Scripps Student Information Compromised, Loan Debt Misreported

Some Scripps College students received a letter in early July from President Lori Bettison-Varga stating that an unauthorized individual outside of the college might have received access to students’ personal information, including name, birthdate and Social Security number.

“To be clear about it, it wasn’t that SSN were shared, it was that they may have been seen by the unauthorized person,” Bettison-Varga said. “It wasn’t an intentional breach or sharing, it was an employee who is no longer at the college, a former employee, who had been seeking help from a financial aid professional. In the course of that help, student Social Security Numbers could have been seen.” 

Staff and faculty were informed in an e-mail July 13 that the letter had been sent to affected students. The college set up a call center that students could contact with questions.

“If people called in and had specific questions or needed specific help if they were concerned in particular about any of their information,” wrote Marylou Ferry, Vice President for Communication and Marketing, in an email to TSL. “Those were handled on an individual basis.”

Additionally, a copy of the letter was sent to the Attorney General’s office of each state where affected students reside. It is required by law to notify the Attorney General when personal information has potentially been disclosed to unauthorized persons, Ferry wrote.

The general student population was not notified about the information conveyed in the letter.

“The people that were impacted were the people that we felt needed to be notified of the potential that someone else saw some financial aid information,” said Victoria Romero, Vice President for Enrollment.

Ferry and Romero declined to comment on personnel issues regarding the former college employee who had sought assistance outside of the college to evaluate and prepare financial aid packages. Bettison-Varga said that protocol in the Office of Financial Aid will remain the same, despite this incident.

“We follow all of the laws, the policies,” she said. “Our employees sign a business code of ethics. We have password protected files and databases that very few people have access to.”

She added, “We cannot, of course, control any one individual person’s response. We trust our employees. I can say that we follow all of the guidelines for keeping personal identification information private.”

The college has not provided any additional information that was not conveyed in the letter, leaving some affected students frustrated.
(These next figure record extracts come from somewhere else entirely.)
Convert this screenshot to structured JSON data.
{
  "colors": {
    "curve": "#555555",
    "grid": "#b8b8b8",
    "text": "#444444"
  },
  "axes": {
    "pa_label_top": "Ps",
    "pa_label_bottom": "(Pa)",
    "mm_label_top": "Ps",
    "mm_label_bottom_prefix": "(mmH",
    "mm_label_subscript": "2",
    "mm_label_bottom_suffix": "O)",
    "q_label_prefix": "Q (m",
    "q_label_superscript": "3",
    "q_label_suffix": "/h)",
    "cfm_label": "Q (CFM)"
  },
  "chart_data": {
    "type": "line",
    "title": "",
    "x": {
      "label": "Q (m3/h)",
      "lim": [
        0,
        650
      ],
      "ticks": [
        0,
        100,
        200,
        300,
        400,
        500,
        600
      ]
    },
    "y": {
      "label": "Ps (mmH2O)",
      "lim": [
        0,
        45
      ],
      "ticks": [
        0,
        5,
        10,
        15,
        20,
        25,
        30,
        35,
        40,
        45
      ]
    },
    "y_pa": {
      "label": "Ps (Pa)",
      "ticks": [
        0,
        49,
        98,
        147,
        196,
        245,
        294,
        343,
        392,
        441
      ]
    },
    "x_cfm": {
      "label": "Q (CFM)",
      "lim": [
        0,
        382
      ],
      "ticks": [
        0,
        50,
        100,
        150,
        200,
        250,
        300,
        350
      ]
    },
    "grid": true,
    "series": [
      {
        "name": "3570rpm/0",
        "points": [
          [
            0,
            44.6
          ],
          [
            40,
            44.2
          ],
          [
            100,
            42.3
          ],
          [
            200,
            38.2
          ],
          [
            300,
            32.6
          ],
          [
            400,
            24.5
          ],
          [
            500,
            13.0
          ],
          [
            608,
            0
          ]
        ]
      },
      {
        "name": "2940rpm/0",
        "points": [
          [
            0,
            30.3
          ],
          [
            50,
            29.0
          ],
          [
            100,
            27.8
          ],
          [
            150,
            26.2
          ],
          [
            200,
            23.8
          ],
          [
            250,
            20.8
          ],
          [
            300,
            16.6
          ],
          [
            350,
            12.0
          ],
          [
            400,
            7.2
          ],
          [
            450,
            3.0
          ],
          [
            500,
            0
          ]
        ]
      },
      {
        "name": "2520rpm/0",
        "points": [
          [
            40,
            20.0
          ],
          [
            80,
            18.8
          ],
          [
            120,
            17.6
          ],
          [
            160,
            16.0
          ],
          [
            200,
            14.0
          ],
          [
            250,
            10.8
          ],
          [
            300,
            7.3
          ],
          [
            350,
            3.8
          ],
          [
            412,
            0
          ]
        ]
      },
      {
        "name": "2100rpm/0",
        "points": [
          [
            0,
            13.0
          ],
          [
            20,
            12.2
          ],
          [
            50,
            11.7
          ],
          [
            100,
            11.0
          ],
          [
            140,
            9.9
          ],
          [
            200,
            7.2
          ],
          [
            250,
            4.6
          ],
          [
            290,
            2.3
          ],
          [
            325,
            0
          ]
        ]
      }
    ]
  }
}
After learning from her parents that she had received one of the letters, Kari Geiger SC ’13, who was working on campus during the summer, approached the Office of Financial Aid for more details.

“I immediately walked over to financial aid because I was really angry and everyone didn’t really know what to do with me,” Geiger said. “It was frustrating because I had to keep walking around and nobody had any specific, reassuring answers for me.”

Shortly before the letters were mailed, Bettison-Varga sent an e-mail to the Scripps community stating that the college had misreported average cumulative loan debt statistics.

According to Bettison-Varga, the “Social Security Number situation was separate” from the incident of loan misreporting. The college has provided more information about the misreporting of loan statistics than about the possible information leak.

In her e-mail, which went out June 28, Bettison-Varga said that the college had underreported “average cumulative loan debt for graduating students for approximately 10 years.”

The data accounted for subsidized federal loan debt, instead of a comprehensive number accounting for federal, private and institutional debt incurred.

“As soon as we realized that, we tried to act quickly to be transparent and let people know that we were going to do the work to correct the numbers and to report accurately in the future,” Bettison-Varga said.

Independent accounting firm Grant Thornton is currently conducting a forensic audit review that the college hopes will be complete by Novemeber, Romero said. Parts of the report will be released.

Scripps voluntarily reports this data to the Common Data Set (CDS), which then uses the information in higher education publications. According to Ferry, after the misreporting was discovered, the college contacted publications that had used the incorrect figures in calculating best value rankings.

Bettison-Varga said that the college is working to prevent misreporting in the future.

“We are going through and establishing very clear guidelines for reporting data to these different surveys,” she said.